The first time I remember really realizing this—and garnering the attention you can receive from drawing funny pictures—was in kindergarten. This was in 1966 and the Batman TV series was at the height of its popularity. It was at this time that (during playtime) I would take some crayons and construction paper and draw Batman. After I’d finish one, I’d give it to one of the kids watching over my shoulder. I have to admit; my little 6 year old heart and head loved having that crowd of classmates around me—oooing and aahing as I colored the Caped Crusader.
I was hooked.
I quickly learned the fastest way to break the social ice and make friends in school was to draw funny pictures, and it really helped me when we moved away from my hometown for two years and had to start anew in different schools. Then, it REALLY helped in high school where I honed my ability to do caricatures. Getting sent to Principal Sater’s office for caricaturizing him as Frankenstein’s monster was one of my personal highlights.
And I thought I was the luckiest guy in the world when I got to be a cartoonist for a living. Out of college, I worked my way through a handful of newspapers before landing my dream job: Editorial cartoonist for The Dallas Times Herald—a Pulitzer Prize winning major daily newspaper. Things got a little heady when my cartoons started regularly appearing in Newsweek, The New York Times and, The Washington Post. And just like little 6 year Danny in kindergarten, I loved the attention (and respect) garnered from having my work published nationally.
A little TOO much.
I began obsessing over this—landing in Newsweek. I would run to the nearest newsstand each Monday, rifling through the latest Newsweek—heart pounding—hoping…wishing…even praying that one of my cartoons had made it on to their Perspectives page. And when one of my cartoons did…it was like a drug! A huge rush! I would walk back to the newspaper, head swirling in ego…then pretending like it wasn’t a big deal to everyone else.
But it WAS a big deal to me.
Deep down…in that dark and secret place of my heart…it was a huge deal! It somehow validated me. Getting reprinted nationally became my idol…and I would have done anything to appease it. Which is one of the main reasons why it hurt so badly when The Dallas Times Herald closed its doors in 1991—ending my career as an editorial cartoonist.
I thought it was the end of the world, but in reality…it was the beginning of something new…and healthy…and right. The closing of the Times Herald doors marks the opening of my heart to God.
Since that fateful day in December of 1991, God has continued to pick away at that dark and secret place in my heart…and do a mighty work. He has painstakingly walked me through my own “valley of the shadow of death” and helped me kill that greedy, lusting part of my life that had become an all-consuming, unquenchable fire of ego. Honestly. I wouldn’t have done it on my own. Left up to me, I would still be craving and lusting after that attention.
Which brings me to another school and another time.
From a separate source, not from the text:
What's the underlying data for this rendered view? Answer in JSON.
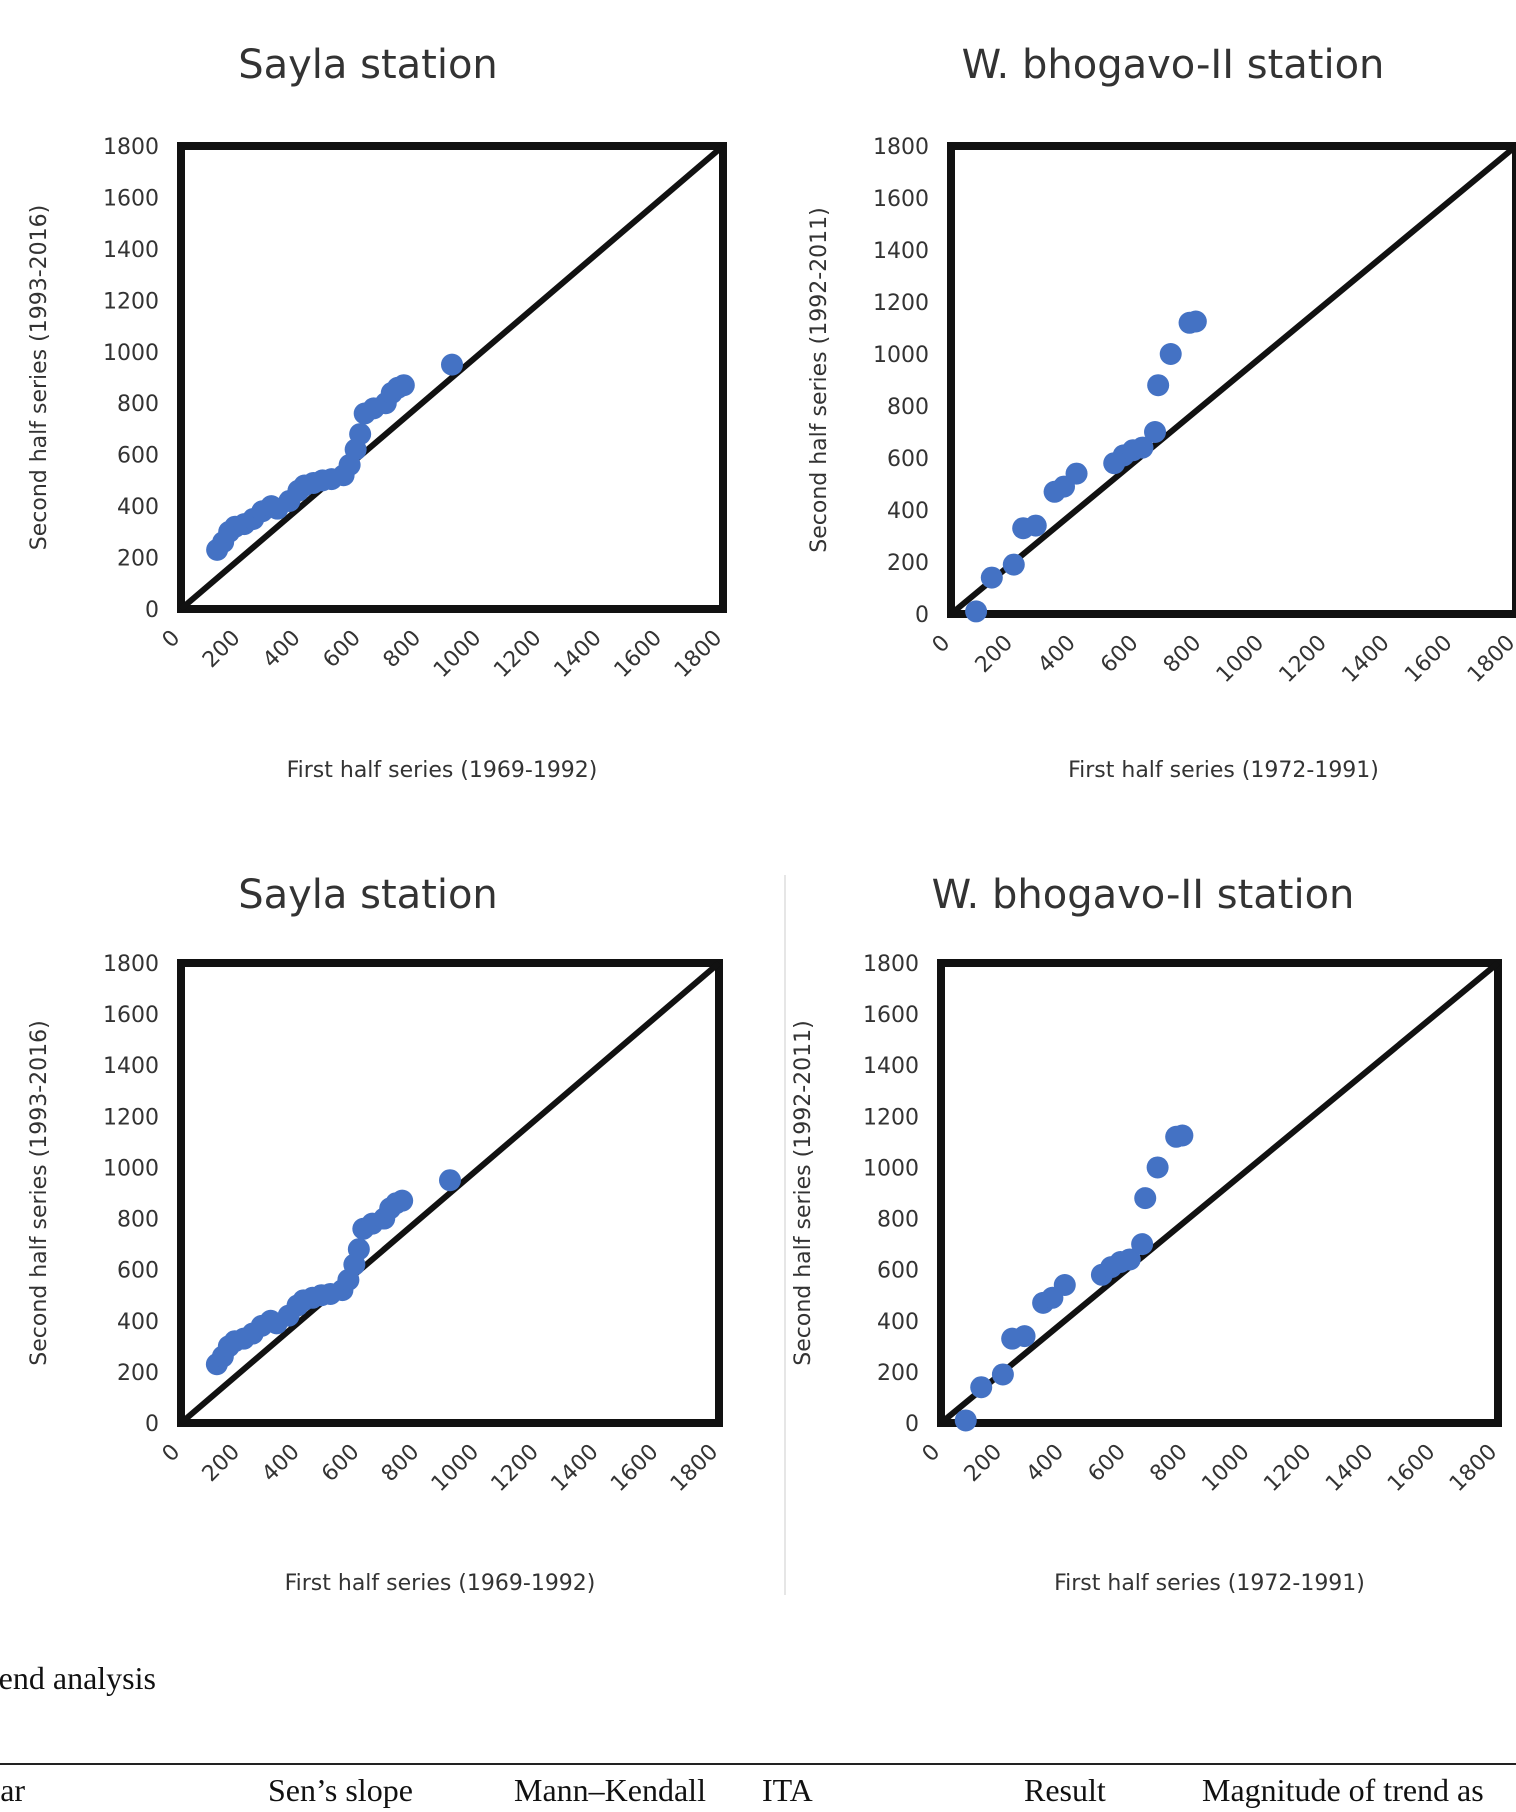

Last week I was in Kabul, Afghanistan with a team of men from Flatirons visiting our partner organization. We were asked to paint the walls of the cafeteria at the new school—a haven for the street kids of Kabul. Someone suggested that I draw some cartoons to decorate the walls; fun pictures for the kids to enjoy as they ate their free lunch.
As I worked on these pictures (painting side-by-side with one of the school’s leaders) I was struck by the difference a few years can make.
I am still able to make friends and break the ice with a funny picture, but God has taken this odd, little gift He’s given me and allowed me to use it for His purposes. He had redeemed the brokenness in my heart and made it new…and healthy…and right.
Paul writes in Romans 8:28 – “And we know that in all things God works for the good of those who love him, who have been called according to his purpose."
I used to question God about my fatal career as an editorial cartoonist. I doubted His goodness when The Dallas Times Herald closed down, and I often wondered what the heck He was doing (or NOT doing) with this gift He’d given me.
But sitting on that dirty school floor last week in Kabul…next to my fellow Afghan cartoonist…decorating walls for kids who might never see or meet me…I was humbled and grateful. Grateful that all things DO work for the good…according to His purpose.
So, in this week of Thanksgiving, I am grateful that Crayola pictures of Batman in kindergarten led to…caricatures of Mr. Sater in high school…which led to President Bush in The Dallas Times Herald and Newsweek…which eventually led to a school basement in Kabul.
And I love God all the more for it. Happy Thanksgiving!